I used to be amazed when companies reported 100 million dollar profits. Soon, companies were talking about billions in profits. today, we hear about trillions in national debt, and the notional value of the world’s derivative market is reportedly about a quadrillion dollars, and nobody even knows what a derivative is. Why do the numbers just get bigger and bigger? Well, that’s the difference between paper currency and real value. 

On a financial site on the Internet, I recently saw a new type of ATM machine in the most luxurious hotel in Dubai, plated in gold and dispensing gold. All you do is put in paper that it recognizes, and out comes gold. 

Gold is quite different from paper money. Why? Let’s go back to 1913, when the price of gold was US $20.67 per ounce. Today gold is fluctuating around US $1,700 per ounce. Recall that in 1913, a dollar bought 20 loaves of bread. Today, that dollar only gets you a few slices. The paper dollar has lost 98% of its value. However, an ounce of gold in 1913 would buy about 400 loaves of bread. Today an ounce of gold buys … well, the same 400 loaves of bread! Gold kept 100% of its real value over the last century, whether you’re buying bread, steak, a bottle of Scotch, or a Popsicle. 

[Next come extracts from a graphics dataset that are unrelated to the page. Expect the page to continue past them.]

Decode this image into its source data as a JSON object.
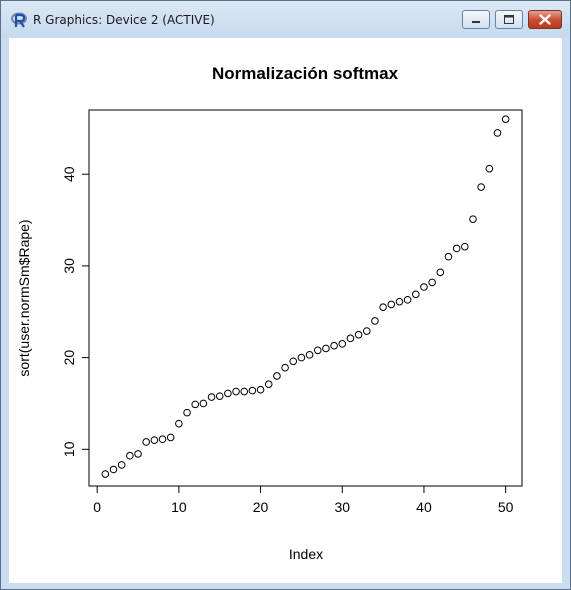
{
  "window": {
    "title": "R Graphics: Device 2 (ACTIVE)",
    "app_icon": "r-logo-icon",
    "buttons": [
      "minimize-icon",
      "maximize-icon",
      "close-icon"
    ]
  },
  "chart_data": {
    "type": "scatter",
    "title": "Normalización softmax",
    "xlabel": "Index",
    "ylabel": "sort(user.normSm$Rape)",
    "xlim": [
      -1.0,
      52.0
    ],
    "ylim": [
      6.0,
      47.0
    ],
    "xticks": [
      0,
      10,
      20,
      30,
      40,
      50
    ],
    "yticks": [
      10,
      20,
      30,
      40
    ],
    "marker": "open-circle",
    "grid": false,
    "x": [
      1,
      2,
      3,
      4,
      5,
      6,
      7,
      8,
      9,
      10,
      11,
      12,
      13,
      14,
      15,
      16,
      17,
      18,
      19,
      20,
      21,
      22,
      23,
      24,
      25,
      26,
      27,
      28,
      29,
      30,
      31,
      32,
      33,
      34,
      35,
      36,
      37,
      38,
      39,
      40,
      41,
      42,
      43,
      44,
      45,
      46,
      47,
      48,
      49,
      50
    ],
    "y": [
      7.3,
      7.8,
      8.3,
      9.3,
      9.5,
      10.8,
      11.0,
      11.1,
      11.3,
      12.8,
      14.0,
      14.9,
      15.0,
      15.7,
      15.8,
      16.1,
      16.3,
      16.3,
      16.4,
      16.5,
      17.1,
      18.0,
      18.9,
      19.6,
      20.0,
      20.3,
      20.8,
      21.0,
      21.3,
      21.5,
      22.1,
      22.5,
      22.9,
      24.0,
      25.5,
      25.8,
      26.1,
      26.3,
      26.9,
      27.7,
      28.2,
      29.3,
      31.0,
      31.9,
      32.1,
      35.1,
      38.6,
      40.6,
      44.5,
      46.0
    ]
  }
}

Other things have good inherent value as well, such as arable land or clean water, but can’t be carried around and traded. Gold can. Inflation is the bankers’ secret tax. If you kept dollars for 100 years, you paid 98% inflation tax. 

So, when US Congressman Ron Paul asked Fed Chairman Ben Bernanke, “Is gold money?” you may now understand why Bernanke squirmed in his chair and mumbled out a thoroughly unconvincing, “No. Well, it’s an asset …” 

You see? The chief economist for the Federal Reserve had to evade this question, because if he told the truth, people might stop believing in the paper that his private bank has systematically printed, pushed, and devalued by 98% this century.


Norm Gibbons is a BC native and founder of Redonda Sea Farms and Chamadaska Gardens.